Gyaneshwari 453

Gyaneshwari -Sant Gyaneshwar

Prev.png

Chapter-13
The field and the knower of the field

8. Dispassion towards objects of senses, as also absence of self-conceit, and insight into misery and evil of birth, old age, ill-health and death, O Partha, dispassion for the sensuous pleasures is ever awake in his mind. Just as no one hankers after vomited food or goes forward to embrace a dead body or likes to drink poison or enters a burning house or goes to live in the den of a tiger (511-515)

or leaps into the red-hot melted iron, or sleeps making the python his pillow, so, O Partha, he does not like even the mention of sense-objects and does not allow them to come into contact with his sense-organs.
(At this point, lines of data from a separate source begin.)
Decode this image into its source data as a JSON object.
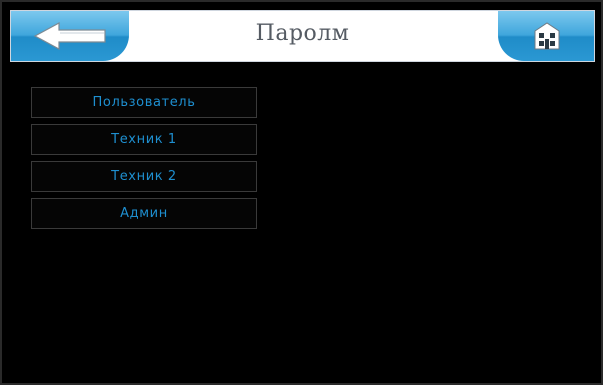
{
  "header": {
    "title": "Паролм",
    "back_icon": "back-arrow-icon",
    "home_icon": "home-icon"
  },
  "menu": {
    "items": [
      {
        "label": "Пользователь"
      },
      {
        "label": "Техник 1"
      },
      {
        "label": "Техник 2"
      },
      {
        "label": "Админ"
      }
    ]
  },
  "colors": {
    "accent": "#2b98d3",
    "menu_text": "#1e8fd0",
    "background": "#000000"
  }
}
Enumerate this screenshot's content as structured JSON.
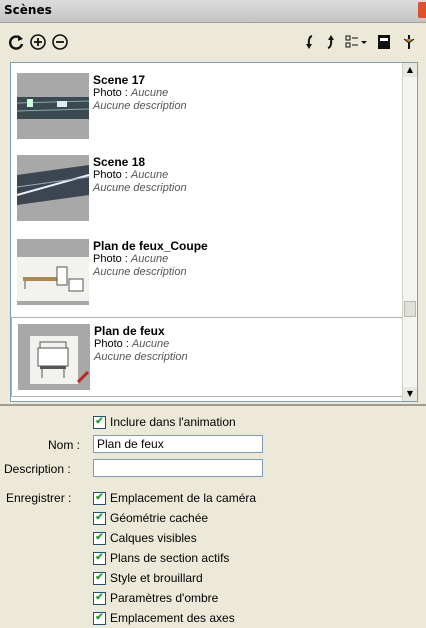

He is indifferent to sensuous enjoyments and his body is lean and emaciated. Then he cherishes self-control (shama) and sense-restraint (dama) and is always performing austerities and observing vows. If he has to remain in company of men, he regards it as a calamity encountered at the time of the dissolution of the world. He takes great pleasure in solitude and practice of Yoga and he finds the crowd unbearable. He regards worldly enjoyments like lying on a bed of arrows or rolling in the mire of pus. He considers even the celestial joys like rotted dog’s meat. This kind of indifference to the sensuous enjoyment is a characteristic of attainment of knowledge, and it makes a person fit for the bliss of Brahman. Know that knowledge dwells in a person, who loathes worldly and heavenly joys like this. Like a person full of desire, he performs sacrifices and constructs gardens, tanks etc., but does not entertain the pride, that he has done them (521-525).